The confusion comes because people do use the term "depression" to mean two different things. It's a term people use to convey that they're feeling sad because of a situation, and it's a medical term to refer to a mental health disorder that is prolonged and interferes in life. It might help to think of "depressed" as an adjective that describes a feeling of sadness and "depression" as a noun that describes a medical condition.
I hope this helps clarify things! If not, feel free to keep asking questions! It's through questions and discussions/debates like the one you and your husband are having that we all learn and grow!

Mike Krawetz
November, 16 2018 at 11:41 am

Agreed...thanks Shelby. I'm having a hard time constantly explaining to people that Depression is not what they think it is. It's a medical condition requiring medical help, not a normal human sadness requiring a hug. I really, really and truly wish the medical community would come up with a new name for Depression, so it is distinguished from sadness... and then maybe people will stop telling me to "just cheer up" LOL

Pete
May, 26 2018 at 1:24 pm

Thanks so much for this, Shelby. It seem that depression has become very much in vogue at the moment and, from a personal view, I'm slightly conscious of my family throwing the term around a little too easily.
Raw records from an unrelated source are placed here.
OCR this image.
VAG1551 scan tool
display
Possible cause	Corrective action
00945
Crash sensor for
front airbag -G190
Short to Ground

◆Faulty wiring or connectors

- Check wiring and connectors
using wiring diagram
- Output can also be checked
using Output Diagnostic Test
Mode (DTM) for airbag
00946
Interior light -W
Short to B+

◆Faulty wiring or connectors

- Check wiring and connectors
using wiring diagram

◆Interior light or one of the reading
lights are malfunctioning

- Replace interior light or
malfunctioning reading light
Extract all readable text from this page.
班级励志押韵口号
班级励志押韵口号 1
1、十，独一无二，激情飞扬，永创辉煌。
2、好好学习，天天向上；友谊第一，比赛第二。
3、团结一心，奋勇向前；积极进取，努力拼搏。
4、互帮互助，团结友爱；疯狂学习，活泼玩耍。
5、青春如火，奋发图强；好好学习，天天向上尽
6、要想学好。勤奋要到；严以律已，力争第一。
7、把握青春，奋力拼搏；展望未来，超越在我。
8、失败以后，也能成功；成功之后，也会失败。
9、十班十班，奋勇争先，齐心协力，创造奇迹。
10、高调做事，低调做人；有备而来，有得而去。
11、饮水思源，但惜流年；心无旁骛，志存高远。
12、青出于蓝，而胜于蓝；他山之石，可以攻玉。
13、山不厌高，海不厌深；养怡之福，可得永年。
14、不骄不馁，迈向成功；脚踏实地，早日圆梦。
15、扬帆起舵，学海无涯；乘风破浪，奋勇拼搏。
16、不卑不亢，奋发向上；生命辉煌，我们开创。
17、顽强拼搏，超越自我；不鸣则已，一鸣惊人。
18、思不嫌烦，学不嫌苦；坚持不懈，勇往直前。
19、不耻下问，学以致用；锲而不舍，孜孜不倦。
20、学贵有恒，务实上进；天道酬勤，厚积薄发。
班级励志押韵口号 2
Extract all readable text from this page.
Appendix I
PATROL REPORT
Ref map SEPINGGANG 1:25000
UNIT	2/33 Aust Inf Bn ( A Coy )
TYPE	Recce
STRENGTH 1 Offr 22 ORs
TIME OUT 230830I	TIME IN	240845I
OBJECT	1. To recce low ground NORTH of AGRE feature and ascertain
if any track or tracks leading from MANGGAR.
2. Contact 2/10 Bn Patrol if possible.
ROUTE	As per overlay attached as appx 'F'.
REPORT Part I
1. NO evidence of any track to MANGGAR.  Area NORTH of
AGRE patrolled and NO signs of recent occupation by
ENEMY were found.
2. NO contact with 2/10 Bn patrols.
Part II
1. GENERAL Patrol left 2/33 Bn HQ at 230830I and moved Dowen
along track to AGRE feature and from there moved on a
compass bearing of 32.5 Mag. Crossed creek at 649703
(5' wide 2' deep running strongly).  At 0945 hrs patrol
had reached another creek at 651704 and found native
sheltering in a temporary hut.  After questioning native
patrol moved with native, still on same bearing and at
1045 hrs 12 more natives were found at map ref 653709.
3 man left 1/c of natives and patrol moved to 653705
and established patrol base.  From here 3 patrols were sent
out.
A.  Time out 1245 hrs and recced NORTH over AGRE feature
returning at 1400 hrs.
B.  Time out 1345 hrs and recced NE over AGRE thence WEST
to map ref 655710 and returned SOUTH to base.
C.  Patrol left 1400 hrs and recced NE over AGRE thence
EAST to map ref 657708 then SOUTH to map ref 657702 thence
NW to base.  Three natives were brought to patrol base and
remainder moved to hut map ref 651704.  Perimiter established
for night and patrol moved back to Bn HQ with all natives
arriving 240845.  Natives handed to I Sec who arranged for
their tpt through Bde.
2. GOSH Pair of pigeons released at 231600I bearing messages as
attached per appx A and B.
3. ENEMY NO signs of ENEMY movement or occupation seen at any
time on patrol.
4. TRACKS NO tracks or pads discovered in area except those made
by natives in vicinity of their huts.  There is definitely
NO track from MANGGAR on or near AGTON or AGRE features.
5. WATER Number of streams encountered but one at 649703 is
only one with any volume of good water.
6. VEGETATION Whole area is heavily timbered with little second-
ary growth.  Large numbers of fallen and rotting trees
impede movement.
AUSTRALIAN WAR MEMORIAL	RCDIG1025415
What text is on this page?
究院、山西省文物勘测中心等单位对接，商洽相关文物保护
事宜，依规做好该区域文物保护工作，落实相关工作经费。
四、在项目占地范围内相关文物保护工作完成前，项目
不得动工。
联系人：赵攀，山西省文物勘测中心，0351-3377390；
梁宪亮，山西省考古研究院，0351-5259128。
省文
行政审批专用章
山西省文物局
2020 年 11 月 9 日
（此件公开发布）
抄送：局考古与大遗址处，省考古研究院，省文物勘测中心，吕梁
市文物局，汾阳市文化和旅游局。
In the past few years, we've gone through some rough times with family deaths, serious illnesses and various difficulties. My mother has told me that she's struggling and believes she has depression. What you've said here is (a far more eloquent!) version of what I gently told her; as it's very much what I've always believed. Life will knock you around, and unhappiness and feeling low are natural. It's when you're feeling low when you have no reason to, that there's a true sign that something is chemically wrong.

Lizanne Corbit
October, 16 2017 at 12:24 pm

A wonderfully helpful, and insightful read. I think your point about exaggerated language is so incredibly aware and important. We have become such an overly sensationalized society, exposed to pretty much everything, being aware of the impact of language is so important. Thanks for posting.

In reply to by Anonymous (not verified)

October, 29 2017 at 10:46 pm

This is exactly why bringing awareness to the truth behind mental illness is so important! I'm glad you felt affected.